I’m picking up the pen to blog again. I’m working on a memoir of my old neighborhood Earlington, in Renton, Washington. The first rough draft I’ve worked on over several months is mostly about when we moved here in 1956 through 1962 and the Seattle World’s Fair. 


These rough sketches are mostly about being a kid 7 to 12 years old. I’m having issues with it, several false starts, and I’m way too self conscious. There’s no flow to the stories yet, but I’m determined to keep it going. My motivation to complete it has a lot to do with documenting it for my kids. Like, there was a time before the digital age, the information age, the globally connected age, and here’s a few stories.


Our home in Earlington, Renton WA. (circa 1958)


I’m going to be 71 in a few weeks, so I’m likely facing (MAI) mortality awareness issues. I’ve thought a lot about Family history this last year and continue to feel the pangs of not having asked them the many questions I wish I would have before they passed from our physical plane to the ethereal cosmos.


This blog's title, The Blackberry Chronicles, denotes a deep reflection back to those days of innocence, though I’ve been very inconsistent about maintaining its themes and direction. And, very much like me, it’s totally eclectic and scattered with randomness and rabbit hole adventures. 


Building our clubhouse in the back yard. (circa 1958)

It has nothing to do with Blackberry phones! Though my first smartphone was one of them. Across the street from our home was the Little Woods and to the West a few blocks or so was The Big Woods. Many adventures would take place here and the blackberry bushes (or as we kids referred to them back then) ‘the sticker bushes’ prevailed. Great places for secret camps!


Now I’m plotting a new (old) course and at least for a while I plan to use it to work through some ideas, memories and stories of these early days so my kids have a record.


Mom and her sisters, Auntie's Marjorie and Mildred. (circa 1957)
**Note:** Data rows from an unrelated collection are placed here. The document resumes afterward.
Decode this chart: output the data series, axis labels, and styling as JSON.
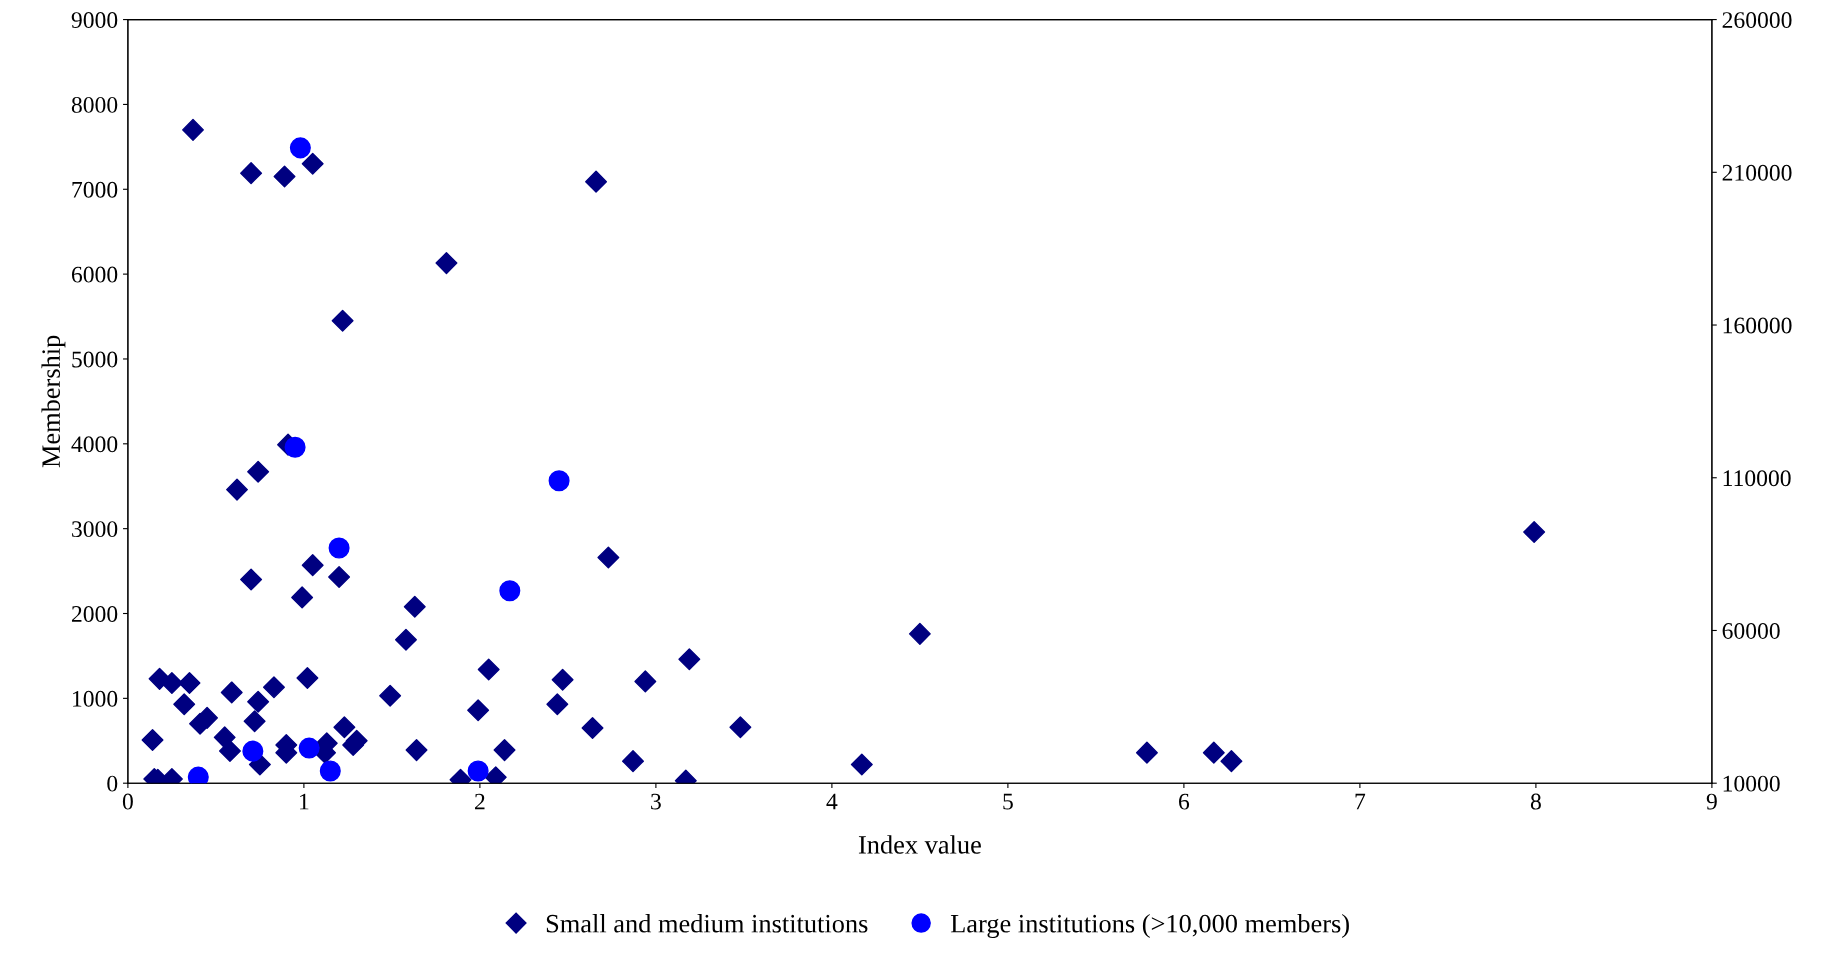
{
  "chart_data": {
    "type": "scatter",
    "xlabel": "Index value",
    "ylabel": "Membership",
    "xlim": [
      0,
      9
    ],
    "xticks": [
      0,
      1,
      2,
      3,
      4,
      5,
      6,
      7,
      8,
      9
    ],
    "ylim": [
      0,
      9000
    ],
    "yticks": [
      0,
      1000,
      2000,
      3000,
      4000,
      5000,
      6000,
      7000,
      8000,
      9000
    ],
    "y2lim": [
      10000,
      260000
    ],
    "y2ticks": [
      10000,
      60000,
      110000,
      160000,
      210000,
      260000
    ],
    "grid": false,
    "legend": "bottom",
    "series": [
      {
        "name": "Small and medium institutions",
        "color": "#000080",
        "marker": "diamond",
        "x": [
          0.37,
          0.7,
          0.89,
          1.05,
          2.66,
          1.81,
          1.22,
          0.91,
          0.74,
          0.62,
          0.7,
          1.05,
          1.2,
          0.99,
          1.63,
          1.58,
          2.73,
          7.99,
          4.5,
          0.18,
          0.25,
          0.35,
          1.02,
          0.83,
          0.59,
          0.32,
          0.45,
          0.41,
          0.74,
          0.72,
          0.55,
          0.58,
          0.14,
          1.49,
          2.05,
          1.99,
          2.47,
          2.44,
          2.94,
          3.19,
          3.48,
          2.64,
          1.23,
          1.3,
          1.28,
          1.12,
          1.13,
          0.9,
          0.9,
          0.75,
          1.64,
          2.14,
          2.87,
          4.17,
          5.79,
          6.17,
          6.27,
          0.15,
          0.17,
          0.25,
          1.89,
          2.09,
          3.17
        ],
        "values": [
          7700,
          7190,
          7150,
          7300,
          7090,
          6130,
          5450,
          3990,
          3670,
          3460,
          2400,
          2570,
          2430,
          2190,
          2080,
          1690,
          2660,
          2960,
          1760,
          1230,
          1180,
          1180,
          1240,
          1130,
          1070,
          930,
          770,
          700,
          960,
          730,
          540,
          380,
          510,
          1030,
          1340,
          860,
          1220,
          930,
          1200,
          1460,
          660,
          650,
          660,
          500,
          450,
          360,
          470,
          450,
          360,
          220,
          390,
          390,
          260,
          220,
          360,
          360,
          260,
          50,
          40,
          50,
          40,
          70,
          30
        ]
      },
      {
        "name": "Large institutions (>10,000 members)",
        "color": "#0000ff",
        "marker": "circle",
        "axis": "y2",
        "x": [
          0.98,
          0.95,
          2.45,
          1.2,
          2.17,
          0.71,
          1.03,
          0.4,
          1.15,
          1.99
        ],
        "values": [
          218000,
          120000,
          109000,
          87000,
          73000,
          20500,
          21500,
          12000,
          14000,
          14000
        ]
      }
    ]
  }
}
Our neighborhood was only a mile and a nice walk to downtown. It was rural in nature and feel. It was an old neighborhood on the west side of town. No sidewalks, open drainage ditches, a few street light bulbs on telephone poles here and there and no cul-de-sacs. It was a simple old grid and most every home had an alley with a garage out back. Our little niche was the area below Sunset Highway, also known as Dunlap Canyon Road, then later Martin Luther King Jr. Way.





I live on the East Hill now, heading up past City Hall on Benson Road.